I will admit, this was the second time in the last few months that I'd seen The Bad Plus. The first time was in March at the Village Vanguard, and Alton Brown (from Food Network) was sitting behind me. I even bumped behinds with him on the way out of coat check. Thinking about it a little harder, of course Alton Brown likes jazz.
This set was largely the same as the set that I saw them do in March. But you know what? It was equally good the second time. And that's how I define good jazz: it's never the same thing twice, and one time is never "better" than another. They're just different.
It would be sacrilegious for me to evaluate each player individually. One of the most incredible things about the ensemble is that, when they are playing together, they are not Reid Anderson, Orrin Evans, and Dave King. They are The Bad Plus, one six-armed three-headed multi-instrumental beast whose heart beats in time to the music.

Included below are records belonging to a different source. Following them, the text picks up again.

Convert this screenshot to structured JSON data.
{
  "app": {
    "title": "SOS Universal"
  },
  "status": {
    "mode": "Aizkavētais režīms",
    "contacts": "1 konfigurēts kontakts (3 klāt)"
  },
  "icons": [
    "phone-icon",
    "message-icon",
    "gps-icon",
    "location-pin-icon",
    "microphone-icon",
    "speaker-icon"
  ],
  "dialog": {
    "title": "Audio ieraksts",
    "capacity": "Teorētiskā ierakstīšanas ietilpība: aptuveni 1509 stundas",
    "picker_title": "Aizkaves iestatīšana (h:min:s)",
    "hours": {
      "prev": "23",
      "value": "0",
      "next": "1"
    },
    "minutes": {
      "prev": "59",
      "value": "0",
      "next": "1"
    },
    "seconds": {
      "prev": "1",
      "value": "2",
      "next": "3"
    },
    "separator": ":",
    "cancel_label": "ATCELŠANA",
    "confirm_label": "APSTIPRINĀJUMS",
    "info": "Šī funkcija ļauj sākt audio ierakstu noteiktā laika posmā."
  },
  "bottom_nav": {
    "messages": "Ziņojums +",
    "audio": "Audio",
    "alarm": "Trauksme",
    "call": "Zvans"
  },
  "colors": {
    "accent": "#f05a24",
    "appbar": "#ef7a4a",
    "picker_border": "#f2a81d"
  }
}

Though the three were seemingly one in playing, each's compositions had their own signature twinge. Evans's compositions were rife with rhythmic complexity -- his chart "Commitment" (inspired by a Chia pet that Evans once cared for, according to a half-baked comedic interlude by Anderson) started in an intensely rollicking medium three-beat before switching suddenly to a quasi-waltz macabre in seven for a few bars. King's were a little more neo-rock influenced, heavy on the parallel chords and virtuosic drum breaks. "Lean in the Archway" reads as a jazz-rock fusion chart, but the usual four-beat is replaced by an amalgam of sevens, eights, and nines. Anderson's charts were the most balanced of the three, doling out harmonic and locomotive responsibilities evenly, as in the sparse "Kerosene."
The one thing that makes me partial to The Bad Plus over so many other groups is their evident selflessness. So many jazz musicians use music as a medium to show themselves off, to make themselves the center of attention. One could say that, by performing only original compositions, The Bad Plus does this inherently, but I don't agree. Their onstage affect seems to say that the music is chief. They don't engage in over-the-top showmanship; Evans bops his head, Anderson closes his eyes, King sticks his tongue out, but no visual gets in the way of the auditory experience.
Go see them. That's all I'll say. You won't be sorry. Rest assured, if they're back at a jazz club in NYC when I'm around, I will do the same. And the set may be the same for the third time in a row. And it'll still be great.